4.4 Data Usage Category

Only publishing data does not create transparency. The second step of the framework flow of transparency is the Data Usage, in which the public usage data to address solutions to solve theirs interests through the best technology they consider. Taking this principle, the dimension “Data Usage” has four sub-dimensions, factors and conditions as follow and summarized at Fig. 2.

A. Type of Actor Interested on Data Usage.

Anyone or any organization need to use data for some specific interest, running a determined business model and with a chosen technology to collect, treat and analyze the data. The scientific and practical literature [48, 49] identified five actors that have been using transparent data, whatever the types already described at Data Usage category and its dimensions: (i) Academics, (ii) Enterprises, (iii) Governments, (iv) Journalists and (v) Organized Civil Society.

B. Type of Interest on Data Usage.

From the actors that use disclosed data, it is necessary to comprehend their interest to use the data. The scientific and practical literature [37, 49, 50] identified four types of interest on data usage dimension: (i) Service Delivery, (ii) Accountability, (iii) Advocacy and (iv) Participation.

C. Type of Data Usage Business Model.

To sustain the data usage is necessary a business model.
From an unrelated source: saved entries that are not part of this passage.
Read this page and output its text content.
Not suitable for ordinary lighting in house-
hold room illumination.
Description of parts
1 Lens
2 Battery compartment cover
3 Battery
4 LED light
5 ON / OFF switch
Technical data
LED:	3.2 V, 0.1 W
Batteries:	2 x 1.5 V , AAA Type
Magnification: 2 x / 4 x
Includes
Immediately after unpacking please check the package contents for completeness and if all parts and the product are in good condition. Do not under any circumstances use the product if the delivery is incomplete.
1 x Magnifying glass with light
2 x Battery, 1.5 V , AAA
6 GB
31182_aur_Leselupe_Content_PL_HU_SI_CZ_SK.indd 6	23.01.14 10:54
The scientific and practical literature [37, 49, 50] identified six types of data usage business model dimensions: (i) Big Data Analysis in governments, (ii) Governmental Portals and procedures for participation, (iii) Governmental portals for social control (accountability), (iv) Organized Civil Society portals and procedures for participation, (v) Organized Civil Society Data Visualization portals to intermediate relationship between governments and civil society and (vi) Private applications to improve service delivery ran by advertising or supported by civil society organizations.

D. Type of Technology Used by Actors.

Taking in consideration that actor has an interest and a business model to use the data, the last type of dimensions is technology. The scientific and practical literature [7, 51] identified six types of technology that can be used: (i) Computer programming languages, (ii) Data Visualization, (iii) Geography Coding and Mapping, (iv) Networking Analysis, (v) Business Intelligence and (vi) Data Mining.

4.5 A Framework with the Dimension of Transparency

From the BOLD Transparency Framework, is possible to addres the Table 1 - BOLD Framework Summary Dimensions and Sub-Dimensions.

Table 1. - BOLD framework summary dimensions, sub-dimensions and types of specifications and characteristics

5 Conclusions

Transparency is a multi-facetted concept and stakeholders give different meanings to the concept. An important contribution is the identification of two transparency concepts that are often used in the literature. One concept is accountability and the other openness. Both are overlapping with transparency, but are distinct concepts. We define transparency as the level of insight into functioning of the government. For this purpose data should be disclosed.

Although open data disclosure is a condition for transparency only the actual use can result in transparency. Hence a framework consisting of open data disclosure and use resulting in transparency was proposed where dimensions and sub-dimensions were revealed.

The identified dimensions help to understand what influences the synonymous types of transparency concept. We recommend combining information quality literature with the framework presented in this paper. Furthermore we suggest to filter the dimensions identified in this paper and determine its magnitude of influence on transparency. The next research paper will provide a case study based on the BOLD Transparency Framework identified to find refine the dimensions and sub-dimensions.